In this respect, perhaps Uganda is now catching up with Kenya, the lead example of the sacrifice of fundamental rights on the altar of acquired petit-bourgeois respectability that first began with the debasing of the struggle for Independence.

A repeat was when Kenyan public discourse underwent something of a reboot following the 2007 post-election violence. Human rights concerns became more urgent, and a need to accommodate longstanding grievances among the wananchi was recognized.

In a sense, the anger of the ordinary people momentarily breached the then comfortable citadel of elite-owned Kenyan politics. With the successive presidencies of the very two men initially accused of having had a hand in fomenting the opposing sides of the violence, it seems an adjustment has been made in order to return to the old normal.

There is a silence around both the post-election violence and the failure to address the issues that caused it, and the lack of full accountability thereafter. There are, however, a lot more positions to be elected and appointed to, and a lot more opportunities to build careers on one platform or another created by the issues that arose from the violence.

As one Kenyan analyst just put it to me, “The post-election violence accelerated the birth of the donor-organized liberal 2010 constitution. A very distorted document, but consistent with postponing any conversation on federation by gifting elites on the periphery with guaranteed cash from the centre. The effect was to massively expand the political class, turning politics into a full-time career. Notice that the Bill of Rights have for all intents and purposes been trashed [and] there has been worse police brutality, including torture, murder and disappearances…”

There is a silence around both the post-election violence and the failure to address the issues that caused it.

Uganda’s current rising generation of political actors facing the brunt of the abductions and torture can be said to be paying the bill for a similar silence that their parent’s generation consumed in this manner, in two ways.

First, they young are engaged in a handicapped discourse because those in charge do not know the issue, and second because those that do, cannot tell them about it because of their past collusion. The most critical point missed, therefore, is that human rights are not “politics” as such; they are what comes up as an issue once politics fails. But to avoid, or even fix a human rights crisis, one must have a clear political program. It is very hard to develop one if one does not know the difference.

This was how the 1987-2002 war in northern Uganda was treated like an issue taking place in a foreign country among people we did not know. Those who know the politics that gave rise to the war were not telling, and those experiencing the actual violations of the war had no political understanding of it.

The 1995 constitution was where all this bad history was finally neutralized and this fresh thinking was formally institutionalized. It came with the broadest of definitions: youth, women, people with disabilities were all given space and consideration. The donors loved it, calling it the best constitution in the world. Human rights were at the very heart of the new constitutional order.
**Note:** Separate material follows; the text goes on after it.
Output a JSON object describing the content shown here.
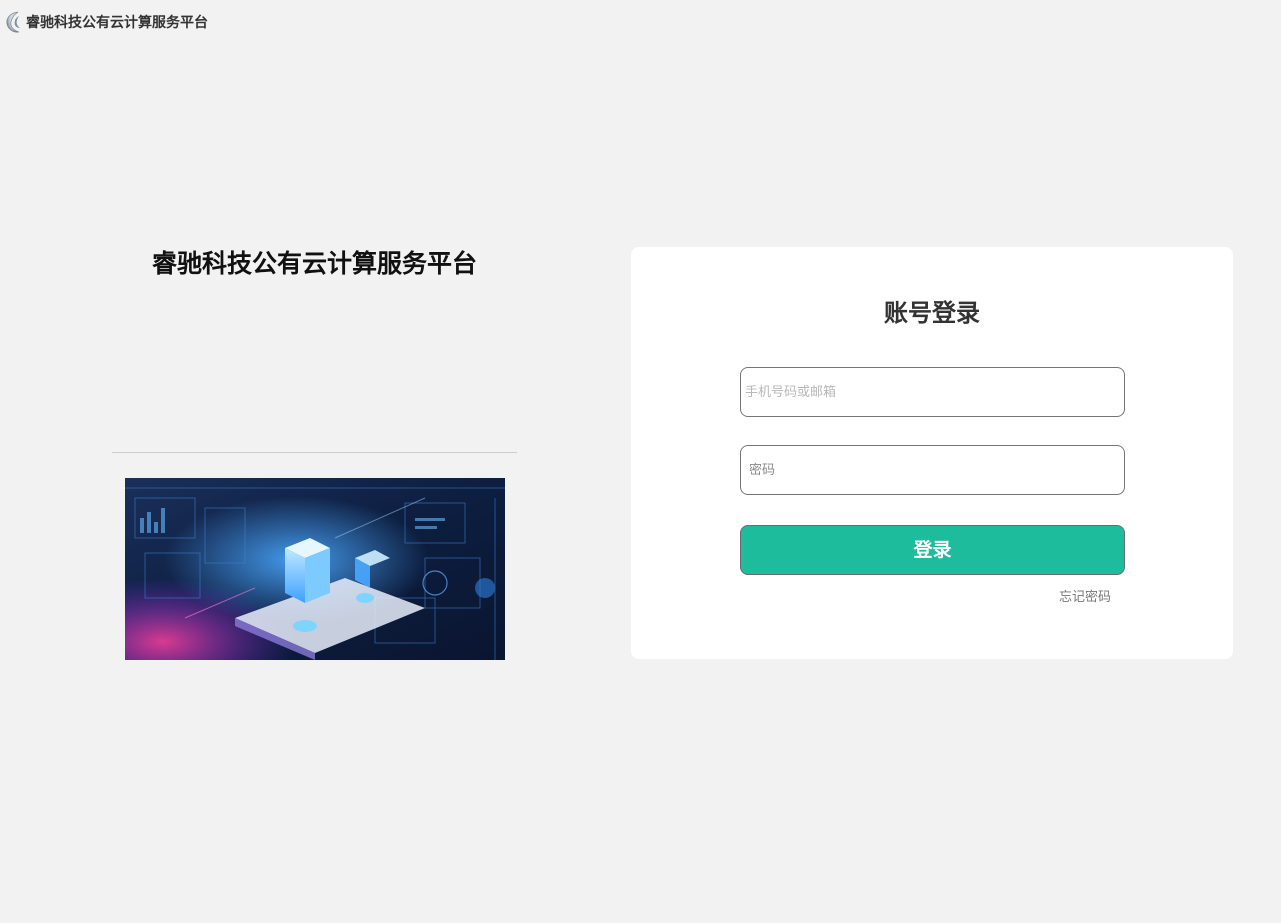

This was how the 1987-2002 war in northern Uganda was treated like an issue taking place in a foreign country among people we did not know.
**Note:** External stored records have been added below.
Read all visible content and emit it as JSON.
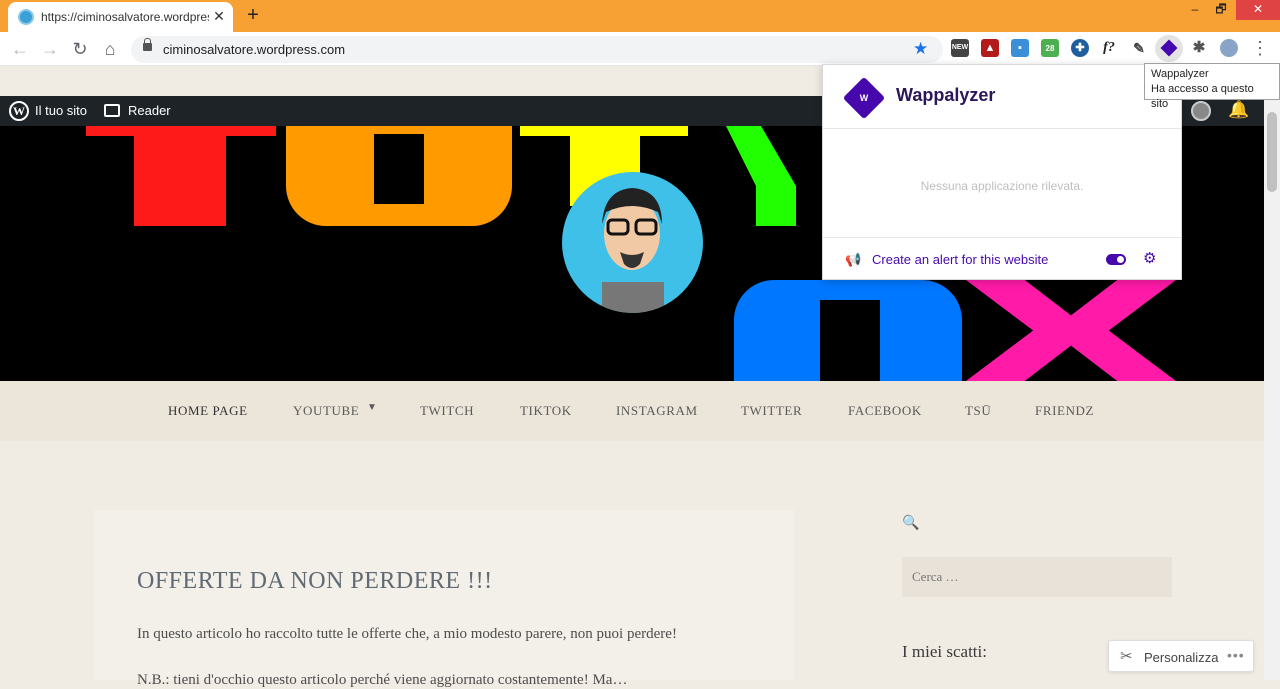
{
  "browser": {
    "tab_title": "https://ciminosalvatore.wordpress.com",
    "url": "ciminosalvatore.wordpress.com",
    "new_tab": "+",
    "tab_close": "✕",
    "minimize": "–",
    "restore": "🗗",
    "close": "✕",
    "extensions": [
      "news-extension",
      "pdf-extension",
      "screenshot-extension",
      "counter-extension",
      "globe-extension",
      "font-extension",
      "eyedropper-extension",
      "wappalyzer-extension",
      "puzzle-extension",
      "profile-avatar"
    ],
    "ext_badge": "28",
    "ext_font_label": "f?"
  },
  "tooltip": {
    "line1": "Wappalyzer",
    "line2": "Ha accesso a questo sito"
  },
  "adminbar": {
    "site_label": "Il tuo sito",
    "reader_label": "Reader"
  },
  "nav": {
    "items": [
      "HOME PAGE",
      "YOUTUBE",
      "TWITCH",
      "TIKTOK",
      "INSTAGRAM",
      "TWITTER",
      "FACEBOOK",
      "TSŪ",
      "FRIENDZ"
    ]
  },
  "post": {
    "title": "OFFERTE DA NON PERDERE !!!",
    "excerpt": "In questo articolo ho raccolto tutte le offerte che, a mio modesto parere, non puoi perdere!",
    "excerpt2": "N.B.: tieni d'occhio questo articolo perché viene aggiornato costantemente!  Ma…"
  },
  "sidebar": {
    "search_placeholder": "Cerca …",
    "widget_title": "I miei scatti:"
  },
  "customize": {
    "label": "Personalizza",
    "more": "•••"
  },
  "wappalyzer": {
    "brand": "Wappalyzer",
    "empty_message": "Nessuna applicazione rilevata.",
    "alert_label": "Create an alert for this website"
  },
  "colors": {
    "tab_bar": "#f7a034",
    "admin_bar": "#1d2327",
    "wappalyzer_purple": "#4608ad",
    "page_bg": "#f0ebe3"
  }
}
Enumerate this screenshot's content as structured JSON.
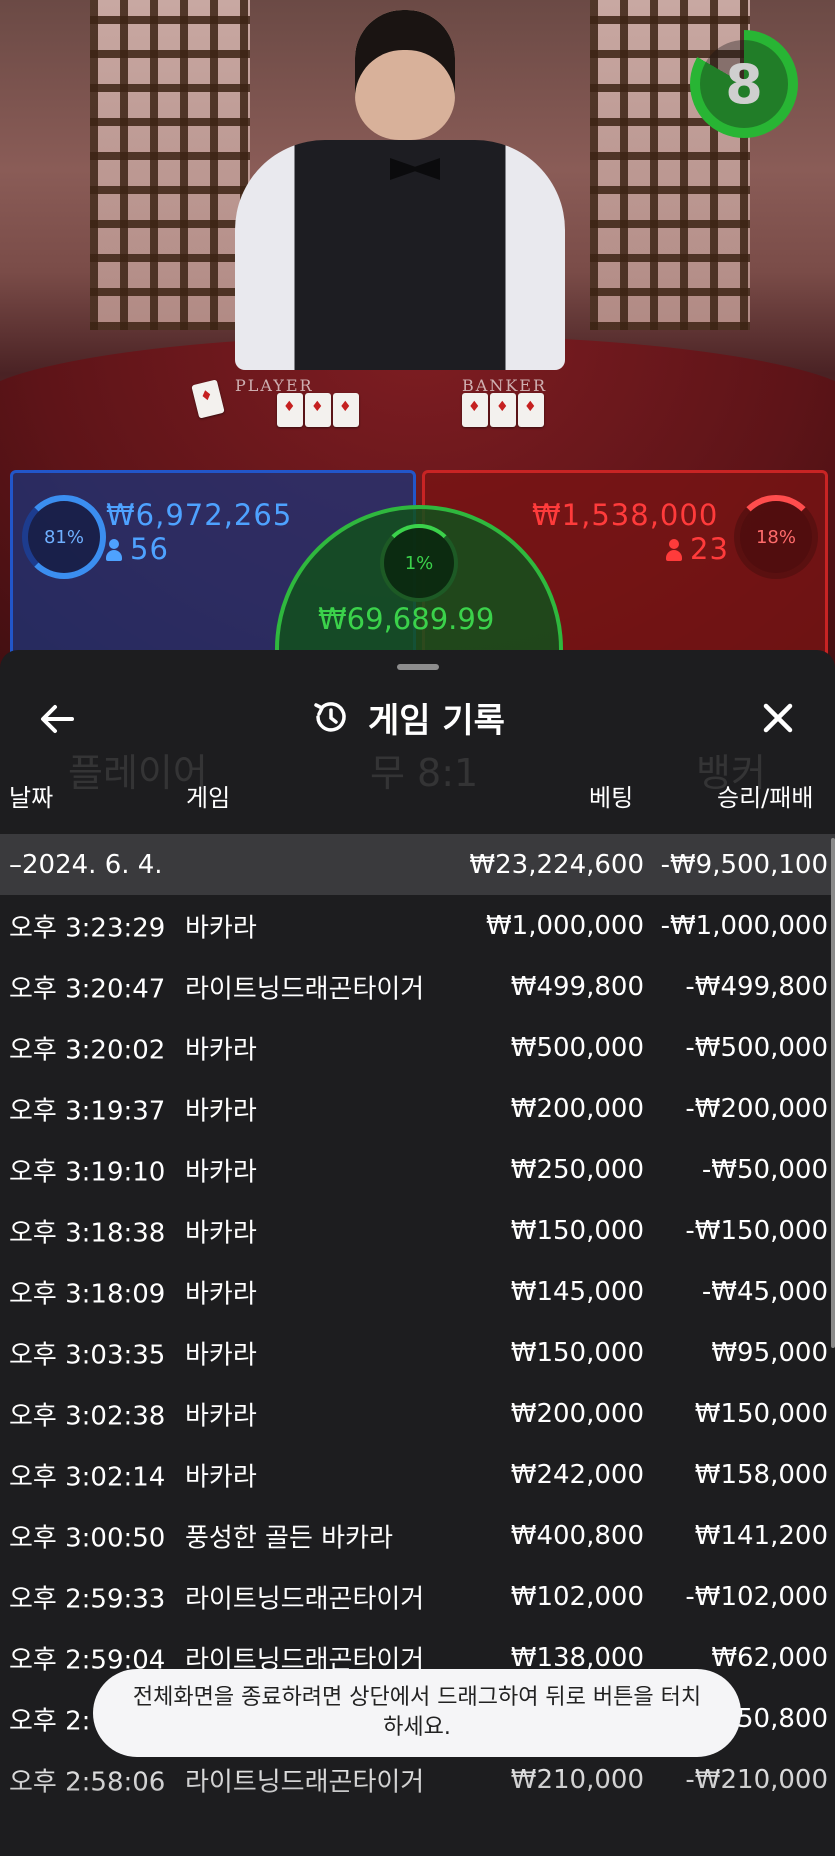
{
  "live": {
    "table_labels": {
      "player": "PLAYER",
      "banker": "BANKER"
    },
    "countdown": "8",
    "player": {
      "percent": "81%",
      "amount": "₩6,972,265",
      "players": "56"
    },
    "banker": {
      "percent": "18%",
      "amount": "₩1,538,000",
      "players": "23"
    },
    "tie": {
      "percent": "1%",
      "amount": "₩69,689.99"
    }
  },
  "colors": {
    "player": "#4ea2ff",
    "banker": "#ff3b3b",
    "tie": "#3bd24b",
    "sheet_bg": "#1d1d1f",
    "date_row_bg": "#3a3a3d"
  },
  "sheet": {
    "title": "게임 기록",
    "icons": {
      "back": "arrow-left-icon",
      "title": "history-icon",
      "close": "close-icon"
    },
    "background_labels": [
      "플레이어",
      "무 8:1",
      "뱅커"
    ],
    "columns": {
      "date": "날짜",
      "game": "게임",
      "bet": "베팅",
      "result": "승리/패배"
    },
    "date_row": {
      "date": "–2024. 6. 4.",
      "bet": "₩23,224,600",
      "result": "-₩9,500,100"
    },
    "rows": [
      {
        "time": "오후 3:23:29",
        "game": "바카라",
        "bet": "₩1,000,000",
        "result": "-₩1,000,000"
      },
      {
        "time": "오후 3:20:47",
        "game": "라이트닝드래곤타이거",
        "bet": "₩499,800",
        "result": "-₩499,800"
      },
      {
        "time": "오후 3:20:02",
        "game": "바카라",
        "bet": "₩500,000",
        "result": "-₩500,000"
      },
      {
        "time": "오후 3:19:37",
        "game": "바카라",
        "bet": "₩200,000",
        "result": "-₩200,000"
      },
      {
        "time": "오후 3:19:10",
        "game": "바카라",
        "bet": "₩250,000",
        "result": "-₩50,000"
      },
      {
        "time": "오후 3:18:38",
        "game": "바카라",
        "bet": "₩150,000",
        "result": "-₩150,000"
      },
      {
        "time": "오후 3:18:09",
        "game": "바카라",
        "bet": "₩145,000",
        "result": "-₩45,000"
      },
      {
        "time": "오후 3:03:35",
        "game": "바카라",
        "bet": "₩150,000",
        "result": "₩95,000"
      },
      {
        "time": "오후 3:02:38",
        "game": "바카라",
        "bet": "₩200,000",
        "result": "₩150,000"
      },
      {
        "time": "오후 3:02:14",
        "game": "바카라",
        "bet": "₩242,000",
        "result": "₩158,000"
      },
      {
        "time": "오후 3:00:50",
        "game": "풍성한 골든 바카라",
        "bet": "₩400,800",
        "result": "₩141,200"
      },
      {
        "time": "오후 2:59:33",
        "game": "라이트닝드래곤타이거",
        "bet": "₩102,000",
        "result": "-₩102,000"
      },
      {
        "time": "오후 2:59:04",
        "game": "라이트닝드래곤타이거",
        "bet": "₩138,000",
        "result": "₩62,000"
      },
      {
        "time": "오후 2:",
        "game": "",
        "bet": "",
        "result": "50,800"
      },
      {
        "time": "오후 2:58:06",
        "game": "라이트닝드래곤타이거",
        "bet": "₩210,000",
        "result": "-₩210,000"
      }
    ]
  },
  "toast": {
    "message": "전체화면을 종료하려면 상단에서 드래그하여 뒤로 버튼을 터치하세요."
  }
}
That constitution is now the dead horse that Justice Sekaana was trying to get to stand up and walk with his admonishing of the State Attorney during a December 9th High Court mention of yet another case of abduction. “Release them, or charge them. They cannot be kept incommunicado,” he groused.
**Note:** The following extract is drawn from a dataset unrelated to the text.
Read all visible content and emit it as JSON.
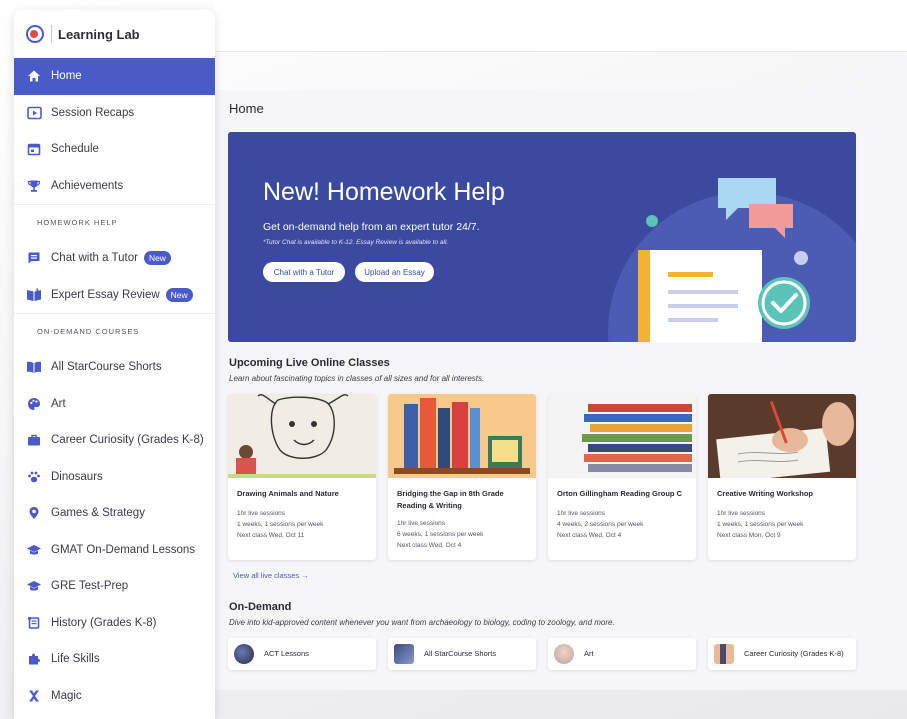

This, in country that wrote such a principle (again) into its constitution against a background of a whole Chief Justice having once been abducted. Justice Sekaana’s having to state the basics shows just how dead human rights now are.

And that is the thing: NRA in power was always going to be a human rights violator. It never really had a choice, given the expectations of the Western corporations that installed it in power. For them to get rich, the population must be either bought, or silenced. This makes human rights abuses the policy, not an accident.

Nothing went wrong, apart from us being a country of slow learners further burdened by absentee teachers.